Ben Schwartz was an interesting choice to voice Sonic. In fact, the most well-known role Schwartz has had was of Jean-Ralphio Saperstein on Parks and Recreation. Anyone who only knows him from that role will find it a bit hard to get past Sonic's voice because all you can think of is Jean-Ralphio. Once you get into the mindset of the film, however, it all blends together wonderfully and soon enough you won't be able to picture anyone else voicing Sonic. As excitable as Schwartz is, it turns out he was the perfect casting decision.
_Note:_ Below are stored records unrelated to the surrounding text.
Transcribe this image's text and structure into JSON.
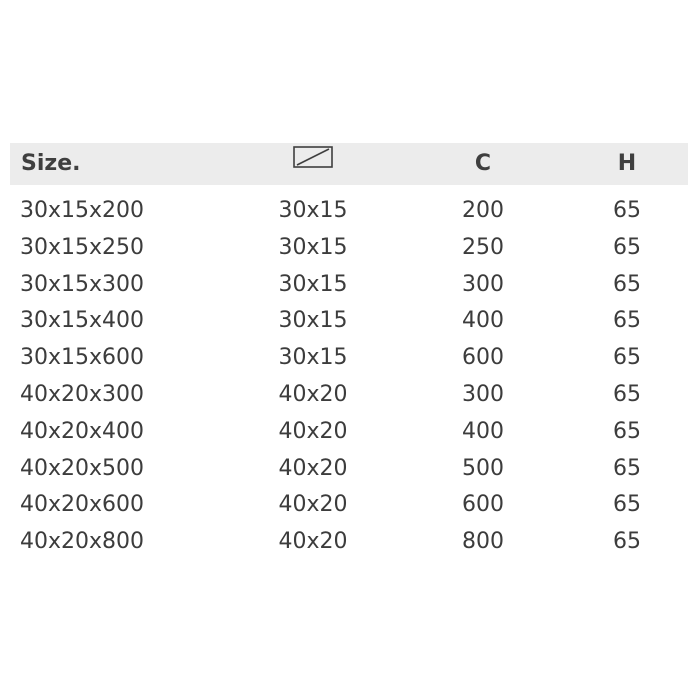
{
  "table": {
    "headers": {
      "size": "Size.",
      "section_icon": "rectangle-section-icon",
      "c": "C",
      "h": "H"
    },
    "rows": [
      {
        "size": "30x15x200",
        "section": "30x15",
        "c": "200",
        "h": "65"
      },
      {
        "size": "30x15x250",
        "section": "30x15",
        "c": "250",
        "h": "65"
      },
      {
        "size": "30x15x300",
        "section": "30x15",
        "c": "300",
        "h": "65"
      },
      {
        "size": "30x15x400",
        "section": "30x15",
        "c": "400",
        "h": "65"
      },
      {
        "size": "30x15x600",
        "section": "30x15",
        "c": "600",
        "h": "65"
      },
      {
        "size": "40x20x300",
        "section": "40x20",
        "c": "300",
        "h": "65"
      },
      {
        "size": "40x20x400",
        "section": "40x20",
        "c": "400",
        "h": "65"
      },
      {
        "size": "40x20x500",
        "section": "40x20",
        "c": "500",
        "h": "65"
      },
      {
        "size": "40x20x600",
        "section": "40x20",
        "c": "600",
        "h": "65"
      },
      {
        "size": "40x20x800",
        "section": "40x20",
        "c": "800",
        "h": "65"
      }
    ]
  },
  "colors": {
    "header_background": "#ececec",
    "text": "#3c3c3c"
  }
}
I was a bit concerned about how the effects would look. I thought it would turn out like Garfield where the fakery was painfully obvious. But I was happily proven wrong. We've moved on since Garfield, turning to motion-capture technology instead of digitally adding the character in by guesswork later. The effects turned out to be well-done. The extra time spent on them certainly paid off.
In conclusion, I was happy with this film and enjoyed it probably more than I thought I would. It has a lot of humor and heart, a few Quicksilver and Flash references for all you comic fans, and it had a lot of Jim Carrey goofiness which hopefully is a sign that he's returning from his dark time with a newfound light. I give Sonic the Hedgehog a 3 out of 4.